UNIDENTIFIED MALE: We have Hillary Clinton in a two-way race up 11 points.

BAIER: With just over two months for the first voting in the presidential race, most people will tell you they're either tired of or confused by polls. And most will add their sick of the use of polls by all media outlets looking for a way to measure the race. We do it, too.

Here's what we do and don't use. At FOX News, we do not use online polls. We use scientific phone and cellphone-based polls with trusted methodology.

CHRIS STIREWALT, FOX NEWS DIGITAL POLITICS EDITOR: If you are invited to go onto a poll on line and vote for who you think won a debate or who you think the best candidate is, if you stumble upon that while you were surfing around the Internet, that isn't even a poll. That's just how many times can you get people to click a button? And candidates, and we've seen this in every cycle, try to manipulate those. They urge their supporters go there and vote.

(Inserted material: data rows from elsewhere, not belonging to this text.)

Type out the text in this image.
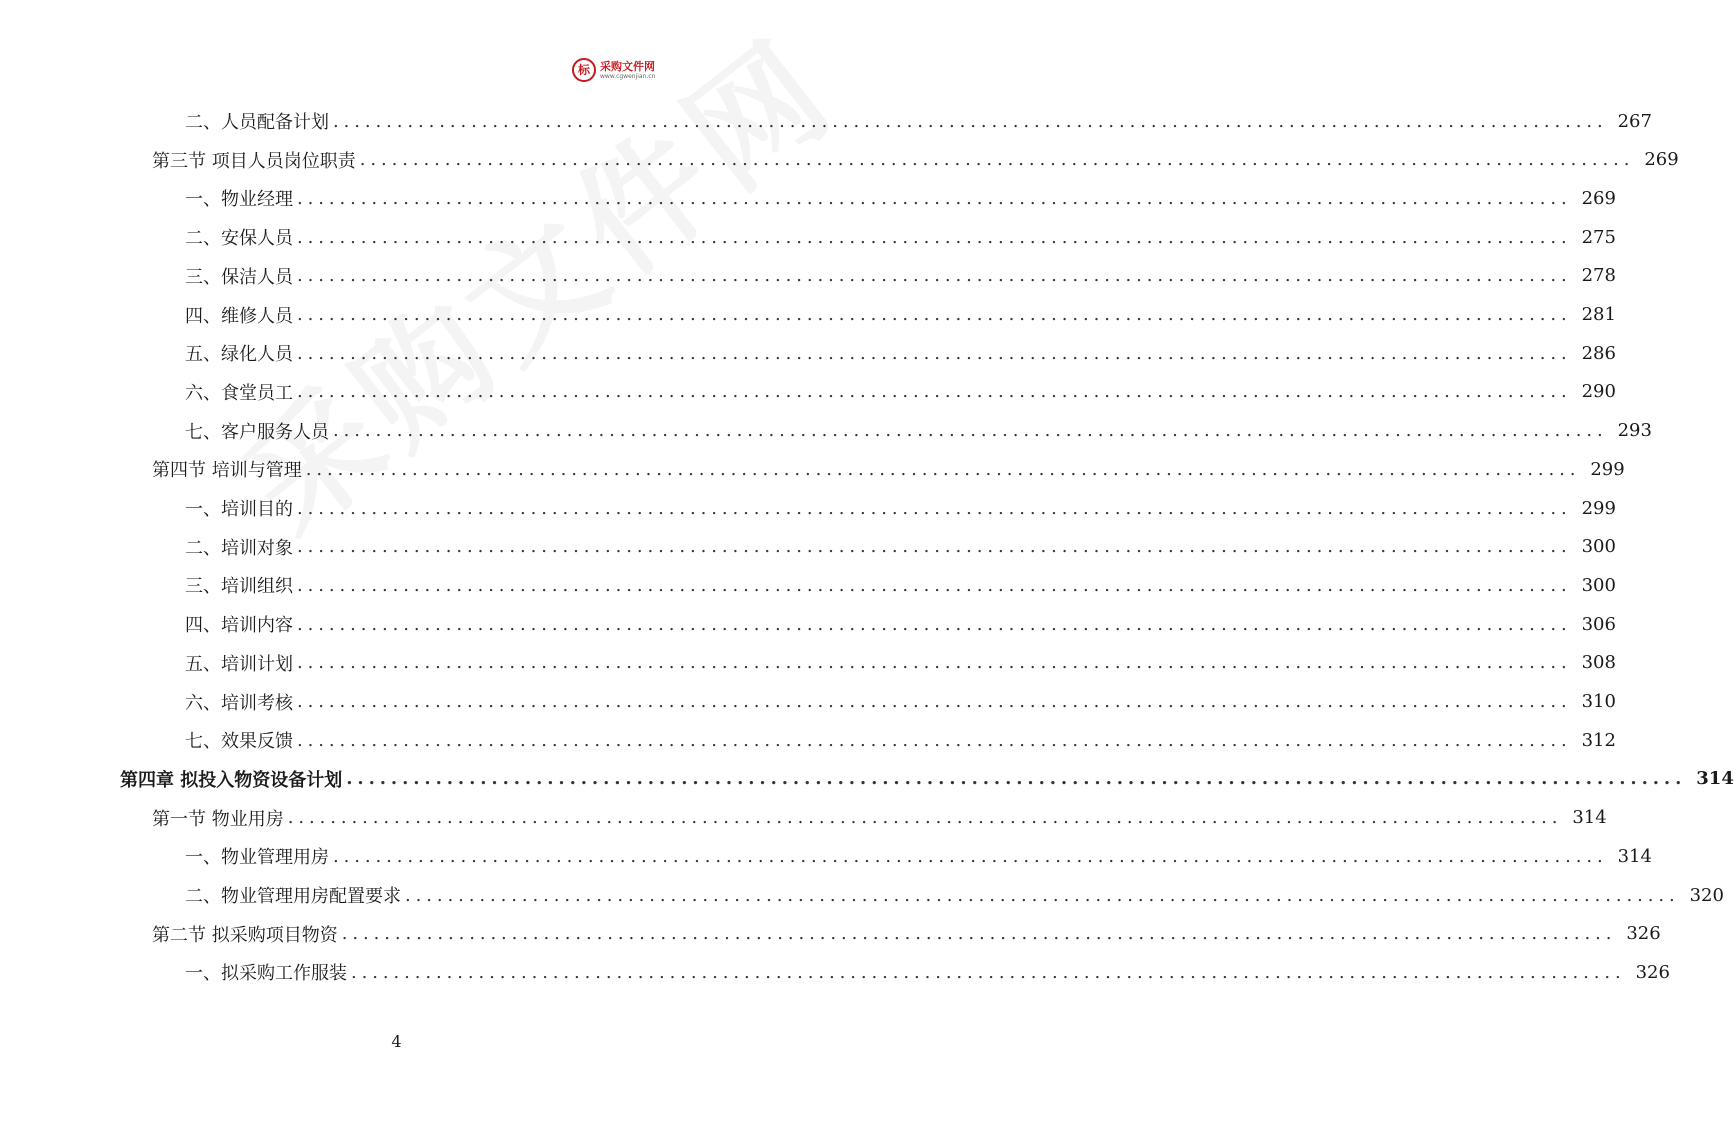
标 采购文件网
www.cgwenjian.cn
二、人员配备计划 ........................................................................................................................ 267
第三节 项目人员岗位职责 ........................................................................................................................ 269
一、物业经理 ........................................................................................................................ 269
二、安保人员 ........................................................................................................................ 275
三、保洁人员 ........................................................................................................................ 278
四、维修人员 ........................................................................................................................ 281
五、绿化人员 ........................................................................................................................ 286
六、食堂员工 ........................................................................................................................ 290
七、客户服务人员 ........................................................................................................................ 293
第四节 培训与管理 ........................................................................................................................ 299
一、培训目的 ........................................................................................................................ 299
二、培训对象 ........................................................................................................................ 300
三、培训组织 ........................................................................................................................ 300
四、培训内容 ........................................................................................................................ 306
五、培训计划 ........................................................................................................................ 308
六、培训考核 ........................................................................................................................ 310
七、效果反馈 ........................................................................................................................ 312
第四章 拟投入物资设备计划 ........................................................................................................................ 314
第一节 物业用房 ........................................................................................................................ 314
一、物业管理用房 ........................................................................................................................ 314
二、物业管理用房配置要求 ........................................................................................................................ 320
第二节 拟采购项目物资 ........................................................................................................................ 326
一、拟采购工作服装 ........................................................................................................................ 326
4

CHRIS ANDERSON, ANDERSON ROBBINS RESEARCH: There are a lot of online polls that aren't representative. There is a lot of what we call IVR polls where it's an automated, recorded voice asking people to push a button. The gold standard is live interviewers calling people on cellphones and landlines. And there are not a whole lot of those. Most of the major networks do it. We do it.

BAIER: While we rely heavily on polls, there hasn't been a great track record when it comes to elections, especially when it comes to recent elections with conservatives. The most recent example is Kentucky. The gubernatorial race down there, the major poll is the Bluegrass poll.

Heading in, Democrat Jack Conway had 45 percent to the Republican Matt Bevins' 40 percent. But take a look what happened on Election Day. The real results, Bevin 53 percent, Conway 44 percent, not even close. And the Bluegrass poll is a respected poll in Kentucky.

DARON SHAW, UNIVERSITY OF TEXAS: When you look after the fact and try to ascertain what went wrong, a lot of times you have to crack open the internals. Were there too many members of a particular group? Was there a partisan skew of turnout that wasn't captured in the poll?

STIREWALT: The assumptions about what the electorate is going to look like affects how pollsters are weighting their samples. Who they expect to see turn out to vote effects what pollsters put in on the front side. And maybe they had the wrong assumptions.

BAIER: As you know, we are inundated with polls in the presidential race, really one after the other. Here's the latest Quinnipiac poll one in Iowa. Plus or minus four percent, the margin there, with Trump in the lead, Cruz essentially tied in second over Carson in third.

Nationally you can see the ABC-"Washington Post" poll as a slightly bigger lead for Trump. But take a look at this, the margin of error plus or minus six percent. The latest FOX News poll had similar results with a slightly bigger lead for Trump, plus or minus 4.5 percent.

Now, people say, what does this mean as far as how many people are involved in these surveys, in these polls? Well, in the FOX poll it's 406 GOP primary voters. Still, again, 4.5 percent margin of error. Some may ask, why does 406 equal a fair cross-section of this race? Well, here's why.

SHAW: I don't need to drain a bowl of soup or a vat of soup to determine the temperature of the soup. All I need to do is take a spoonful. As long as that spoonful is representative of the entire pot of soup, I can get a really good impression of the flavor, the temperature, et cetera.

So what we do in polling, the key, of course, is random selection of individuals. And the more people you randomly select, the more likely you are to uncover opinions, attitudes, vote preferences that are held by lots of people.

STIREWALT: There is some evidence over time that the Republicans are underrepresented in polls. The Republicans, perhaps, are less willing than Democrats to participate in polls before Election Day. In 2014 cycle, one of the reasons for the polling debacle in so many cases was there was an assumption that the electorate would exist on the line somewhere between the 2010 Tea Party wave and the 2012 reelection of Barack Obama. As it turned out, the pollsters were wrong. They thought the electorate would look about halfway in between or maybe even a little closer to 2012. In fact the electorate looked very much like 2010 and resulted in a nine-seat pickup for the Republicans in the Senate.